Is the performance of cuda radix-sort related to data itself?

I have some 2-dimension data. I need to sort each column of these data. I am using radix sort to finish this task.

I met a problem. I thought my sorting algorithm was not related to the data itself. But the test results suggest otherwise.

My code of sorting algorithm is:

__global__ void radix_sort(uint32_t* data, uint32_t cols, uint16_t rows, uint32_t* bucket) {
    const int tid = blockDim.x * blockIdx.x + threadIdx.x;
    uint16_t count1 = rows, count2 = rows;
    uint16_t count3, count4;

    if (tid < cols) {
        for (uint8_t pos = 0; pos < 32; pos++) {
            if (pos % 2 == 0) {
                count3 = 0, count4 = rows - 1;
                for (uint16_t i = 0; i < count1; i++) {
                    if ((data[tid + i * cols] & (1 << pos)) == 0) {
                        bucket[tid + count3 * cols] = data[tid + i * cols];
                        count3 += 1;
                    } else {
                        bucket[tid + count4 * cols] = data[tid + i * cols];
                        count4 -= 1;
                    }
                }
                for (uint16_t i = rows - 1; i > count2; i--) {
                    if ((data[tid + i * cols] & (1 << pos)) == 0) {
                        bucket[tid + count3 * cols] = data[tid + i * cols];
                        count3 += 1;
                    } else {
                        bucket[tid + count4 * cols] = data[tid + i * cols];
                        count4 -= 1;
                    }
                }
            } else {
                count1 = 0, count2 = rows - 1;
                for (uint16_t i = 0; i < count3; i++) {
                    if ((bucket[tid + i * cols] & (1 << pos)) == 0) {
                        data[tid + count1 * cols] = bucket[tid + i * cols];
                        count1 += 1;
                    } else {
                        data[tid + (count2 * cols)] = bucket[tid + i * cols];
                        count2 -= 1;
                    }
                }
                for (uint16_t i = rows - 1; i > count4; i--) {
                    if ((bucket[tid + i * cols] & (1 << pos)) == 0) {
                        data[tid + count1 * cols] = bucket[tid + i * cols];
                        count1 += 1;
                    } else {
                        data[tid + (count2 * cols)] = bucket[tid + i * cols];
                        count2 -= 1;
                    }
                }
            }
        }
        for (uint16_t i = 0; i < count1; i++) bucket[tid + i * cols] = data[tid + i * cols];
        for (uint16_t i = count2 + 1; i < rows; i++) bucket[tid + i * cols] = data[tid + (count2 + rows - i) * cols];
    }
}

In the parameters of kernel function, cols represents total number of columns in the data, rows is total number of rows.
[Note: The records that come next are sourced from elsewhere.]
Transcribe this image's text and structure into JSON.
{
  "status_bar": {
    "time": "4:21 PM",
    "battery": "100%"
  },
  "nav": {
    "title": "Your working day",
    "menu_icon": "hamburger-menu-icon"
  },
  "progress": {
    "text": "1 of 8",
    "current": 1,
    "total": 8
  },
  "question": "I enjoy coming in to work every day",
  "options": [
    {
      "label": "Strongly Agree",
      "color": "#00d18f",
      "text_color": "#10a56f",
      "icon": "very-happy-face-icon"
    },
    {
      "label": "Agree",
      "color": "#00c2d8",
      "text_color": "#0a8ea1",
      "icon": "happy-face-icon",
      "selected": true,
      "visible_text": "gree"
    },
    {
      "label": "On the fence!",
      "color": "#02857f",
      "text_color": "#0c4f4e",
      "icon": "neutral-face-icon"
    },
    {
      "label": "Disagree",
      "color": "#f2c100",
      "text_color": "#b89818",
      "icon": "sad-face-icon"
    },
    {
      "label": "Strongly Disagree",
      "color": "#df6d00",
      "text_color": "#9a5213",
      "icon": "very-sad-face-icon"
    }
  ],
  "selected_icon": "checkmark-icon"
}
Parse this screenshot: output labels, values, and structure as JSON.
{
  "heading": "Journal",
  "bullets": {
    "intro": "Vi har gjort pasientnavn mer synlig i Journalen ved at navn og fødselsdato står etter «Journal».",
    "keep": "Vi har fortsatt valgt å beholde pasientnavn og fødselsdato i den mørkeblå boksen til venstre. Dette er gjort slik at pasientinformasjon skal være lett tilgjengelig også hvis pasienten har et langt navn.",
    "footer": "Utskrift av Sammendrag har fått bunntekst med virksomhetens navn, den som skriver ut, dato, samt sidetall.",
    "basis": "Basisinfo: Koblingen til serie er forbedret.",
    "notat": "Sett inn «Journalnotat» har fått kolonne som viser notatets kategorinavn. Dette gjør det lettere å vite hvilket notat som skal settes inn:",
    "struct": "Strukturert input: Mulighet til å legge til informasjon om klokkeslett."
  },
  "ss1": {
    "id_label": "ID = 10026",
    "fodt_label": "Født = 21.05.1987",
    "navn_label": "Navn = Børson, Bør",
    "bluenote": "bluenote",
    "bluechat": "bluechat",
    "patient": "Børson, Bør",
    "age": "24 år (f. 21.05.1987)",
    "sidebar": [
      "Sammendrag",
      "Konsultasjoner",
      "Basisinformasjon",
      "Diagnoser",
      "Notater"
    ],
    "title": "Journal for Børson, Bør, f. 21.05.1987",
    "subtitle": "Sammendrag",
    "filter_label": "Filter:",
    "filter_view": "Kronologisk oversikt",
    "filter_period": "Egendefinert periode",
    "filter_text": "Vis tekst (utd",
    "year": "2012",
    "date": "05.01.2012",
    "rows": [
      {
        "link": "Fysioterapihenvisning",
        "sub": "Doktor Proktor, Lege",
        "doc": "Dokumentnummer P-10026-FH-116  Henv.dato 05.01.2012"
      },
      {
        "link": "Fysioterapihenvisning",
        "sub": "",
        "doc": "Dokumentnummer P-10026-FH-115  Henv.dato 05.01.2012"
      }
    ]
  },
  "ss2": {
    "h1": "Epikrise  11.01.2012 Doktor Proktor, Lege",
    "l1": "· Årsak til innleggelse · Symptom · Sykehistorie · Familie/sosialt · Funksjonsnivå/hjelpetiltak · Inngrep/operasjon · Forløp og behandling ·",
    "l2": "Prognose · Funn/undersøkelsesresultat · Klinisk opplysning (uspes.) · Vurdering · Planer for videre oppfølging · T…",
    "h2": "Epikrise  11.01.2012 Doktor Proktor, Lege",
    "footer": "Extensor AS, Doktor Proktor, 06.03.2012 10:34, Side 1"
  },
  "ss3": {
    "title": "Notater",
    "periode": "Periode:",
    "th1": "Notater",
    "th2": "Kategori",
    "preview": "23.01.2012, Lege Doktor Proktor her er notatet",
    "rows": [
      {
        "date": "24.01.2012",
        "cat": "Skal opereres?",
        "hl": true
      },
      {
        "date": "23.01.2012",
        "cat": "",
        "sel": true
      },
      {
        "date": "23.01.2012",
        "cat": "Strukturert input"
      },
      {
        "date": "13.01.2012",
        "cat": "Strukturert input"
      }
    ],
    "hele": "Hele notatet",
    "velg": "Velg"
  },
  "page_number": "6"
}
Bucket is the temporary space for sorting, and the data after sorting is also stored in bucket.

In my understanding, since I am using a non-comparison algorithm, the execution speed of the sorting kernel function should be the same regardless of how the data is distributed. However, in reality, the more irregular the data, the longer it takes to sort; the more regular the data, for example, if each row is the same, the faster the sorting.

certainly the performance will be somewhat different if all the threads in a warp satisfy the if condition or all the threads in the warp satisfy the else condition, vs. the case where some threads in the warp satisfy the if and some do not, here, for example:

                if ((data[tid + i * cols] & (1 << pos)) == 0) {
                    bucket[tid + count3 * cols] = data[tid + i * cols];
                    count3 += 1;
                } else {
                    bucket[tid + count4 * cols] = data[tid + i * cols];
                    count4 -= 1;
                }

And there are certainly other examples besides that one there. Whether or not that is an answer to your question or explains the time discrepancy you are observing, I don’t know. But it certainly indicates that there may be some data dependency in the observed performance for the code you have written.

While I would normally expect the compiler to do the following optimization, there are cases I have seen where it may not. So you might try manually hoisting values out as follows:

            uint32_t ival = data[tid + i*cols];
            if ((ival & (1 << pos)) == 0) {
                bucket[tid + count3 * cols] = ival;
                count3 += 1;
            } else {
                bucket[tid + count4 * cols] = ival;
                count4 -= 1;
            }

but that would not completely eliminate the potential for the performance discrepancy I described, because issuing two writes at two different locations in bucket is not equivalent to issuing a single write to that area. Now that we have one remaining issue, we could further refactor the code to eliminate the two-write issue:

        uint32_t ival = data[tid + i*cols];
        uint32_t my_idx;
        if ((ival & (1 << pos)) == 0) {
            my_idx = tid + count3 * cols;
            count3 += 1;
        } else {
            my_idx = tid + count4 * cols;
            count4 -= 1;
        }
        bucket[my_idx] = ival;

you could try those kinds of refactorings to see if any improvement in the variability is observed. This doesn’t completely address the variability, as in one case we have a coalesced write at the end, and in the other case we don’t. (and we still have the if/else which might behave a bit differently in the two cases, performance-wise. But this should be a smaller effect than inefficient use of the memory subsystem.)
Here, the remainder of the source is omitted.